Pierce had poked the golf club into his shirt sleeve and worked it up to his shoulder, so that his left arm stuck straight out. “I wouldn’t hear choirs,” he said. “I hate choirs.”
“It’s different at my age,” Gene said.
“I think I have to leave now,” Pierce said. “Gene’s liquor has punched me between the antlers.”
“Gets you, doesn’t it?” Gene said.
“Come on in the kitchen with me, Pierce,” Dell said. “I’ll phone for a cab, and you can watch me fix dinner.”
“There are some strip steaks thawing in the icebox,” Gene said.
Pierce shook his arm, and the golf putter fell down his sleeve and onto the carpet.
“Everyone must have a clear conception of his or her relationship with God,” Gene said. He spoke with great precision, pronouncing each syllable.
“I don’t,” Pierce said. He followed Dell into the kitchen.
She called a cab on a wall phone in the breakfast nook, and then she walked back and forth under the cabinets, gathering plates and shaking out napkins. She took a head of lettuce from the refrigerator and began washing the leaves under cold water at the sink.
Pierce had found a bone-handled carving knife and sharpener, and he drew the blade back and forth against the rod. “We haven’
t taken in another boarder since you,” he said. “You left quite a hole in our lives, Delilah, which I could manage to live with if you’d phone once in a while.”
“I haven’t called because of guilt,” Dell said. “I know I still owe you that rent money. You’ve been very nice not to mention it.”
“Oh, for heaven’s sake,” Pierce said.
“No, I do owe it, and I’m working on paying you. You’ll get a pleasant surprise in the mail someday.”
“Don’t embarrass me,” Pierce said. He put the knife down and picked up his gimlet glass from the top of the dishwasher. “Don’t put a strain on our friendship.”
“I know how angry I made Nicholas,” Dell said.
“Nicholas is an old lady,” Pierce said. “Anyway, he and I are thinking of getting a divorce. We’ve been at each other’s throat twenty-four hours a day lately. You hang on to your money. You got a rough break from your husband, and you need all the money you have. Nicholas and I don’t need it, and you know I’m telling the truth, because I’m generally such a bitch about finances.”
Dell twisted a knob on the stove and then looked out the bay window in the breakfast nook. A pair of headlights was moving down the drive. “I see your cab, Pierce,” she said.

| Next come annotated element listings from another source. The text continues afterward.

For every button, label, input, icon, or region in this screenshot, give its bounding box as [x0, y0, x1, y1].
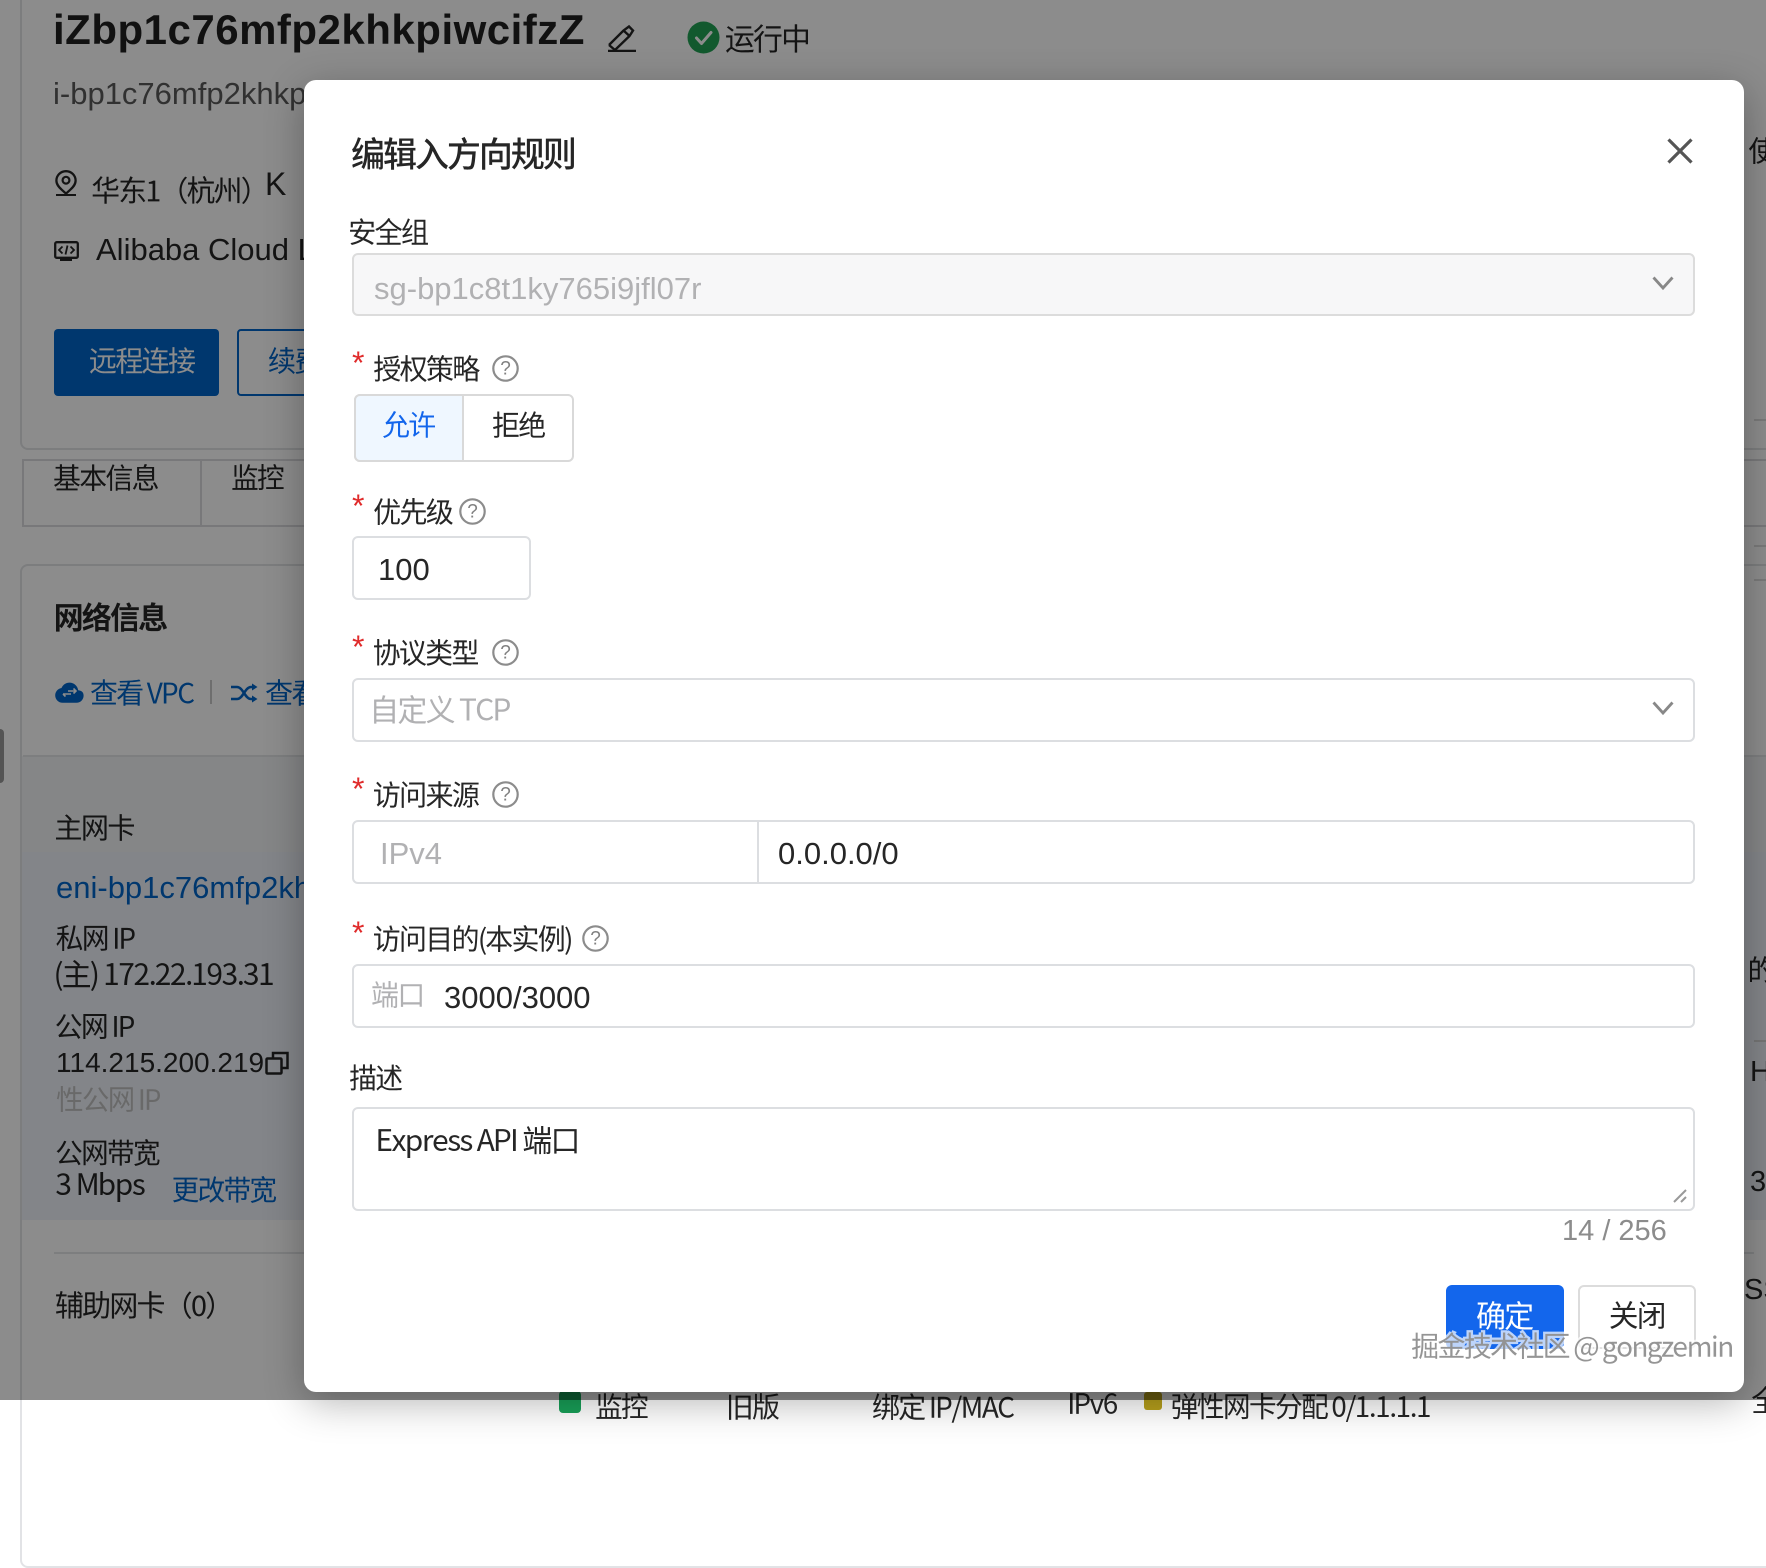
- svg-text:?: ?: [500, 785, 511, 806]
- svg-text:?: ?: [590, 929, 601, 950]
- svg-text:?: ?: [467, 502, 478, 523]
- svg-text:?: ?: [500, 643, 511, 664]
- svg-text:?: ?: [500, 359, 511, 380]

Pierce went out of the kitchen, and when he came back he was stuffing his arms into his raincoat sleeves. “Gene conked out,” he said. “He’s using the afterlife book for a pillow.” Pierce stooped a little and squinted out the bay window. “Why, that’s Nicholas. What do you know? He came back for me.”
“Will he come in?” Dell said.
“He’s too ashamed,” Pierce said. “He’ll sit out there in the car until I go to him.” He leaned forward and kissed Dell on the mouth.
Charlotte came into the kitchen wearing a clean nightgown. She had a sheet of red construction paper with a crayon drawing of a dog on it.
“Is that Django?” Pierce said. “For me?”
“Yes, I drew it for you,” Charlotte said. She looked at her mother.
“Instead of being asleep,” Dell said.
There was a quick, loud horn blast from the driveway. Pierce shrugged and worked the collar of his raincoat into place. “I’m being called,” he said.